Considérant, que pareillement, la jurisprudence luxembourgeoise considère une réalisation immobilière isolée comme rentrant dans la gestion du patrimoine privé, ceci du moins lorsque l’envergure en est de l’ordre de celle soumise à l’examen de la Cour;

Considérant que le caractère isolé de l’activité litigieuse n’est contredit par aucun élément du dossier, de sorte que ni une répétition effective ni l’intention de répéter à l’occasion des opérations analogues n’est établie en cause;

que dès lors, par réformation de la décision entrepise, il y a lieu de dire que l’activité sous examen ne présente pas le caractère de permanence requis pour la faire qualifier d’entreprise commerciale;

que l’existence cumulative des quatre critères d’appréciation ci-dessus cités étant exigée par la loi, il n’est pas nécessaire, à défaut d’existence de l’un des critères, d’examiner celle des trois autres.

P A R C E S M O T I F S:

la Cour, statuant contradictoirement, reçoit l’appel en la forme;

4 au fond le dit justifié;

partant dit que le bénéfice réalisé par l’appelant sur les opérations sous examen n’est pas à qualifier de bénéfice commercial et que, pour l’exercice 1995, l’impôt dû par l’appelant s’établit en faisant abstraction du caractère d’entreprise commerciale de l’opération litigieuse relative à la réalisation immobilière effectuée rue Béatrix de Bourbon;

renvoie l’affaire devant l’administration des Contributions;

laisse les frais des deux instances à charge de l’Etat.

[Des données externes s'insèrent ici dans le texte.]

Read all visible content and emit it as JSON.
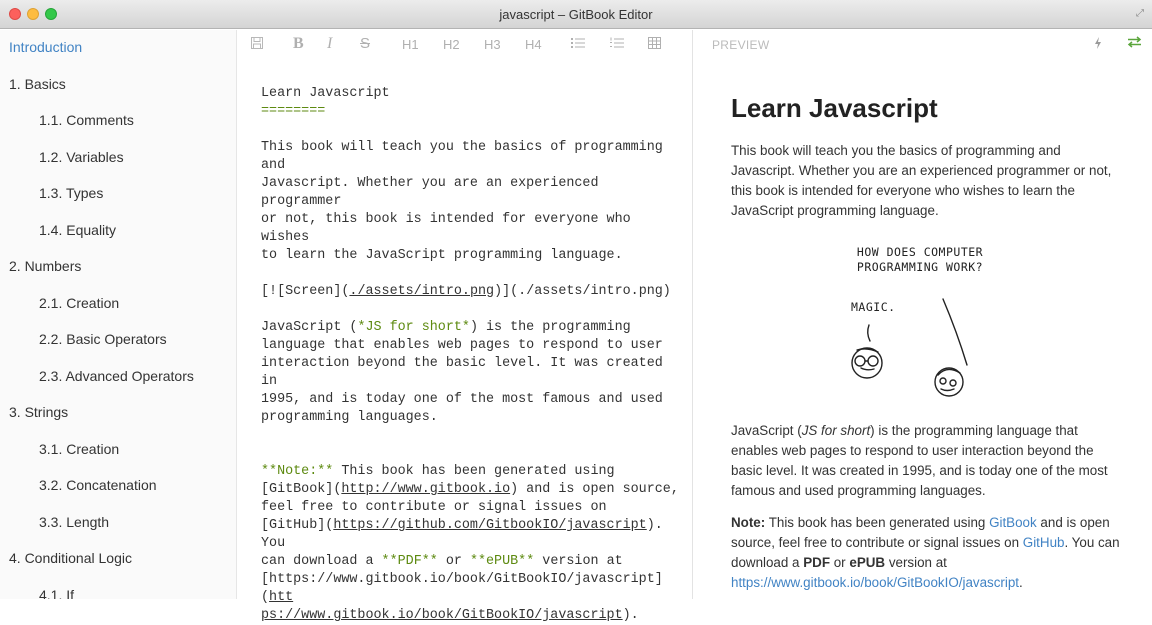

Ainsi jugé par Georges KILL, président Jean-Mathias GOERENS, premier conseiller Marc FEYEREISEN, conseiller et lu par le président Georges KILL en l’audience publique à Luxembourg au local ordinaire des audiences de la Cour à la date indiquée en tête, en présence du greffier en chef de la Cour.

Le greffier en chef Le président 5


Synthèse
Numéro d'arrêt : 10863C
Date de la décision : 25/03/1999

Origine de la décision
Date de l'import : 12/12/2019
Identifiant URN:LEX : urn:lex;lu;cour.administrative;arret;1999-03-25;10863c ?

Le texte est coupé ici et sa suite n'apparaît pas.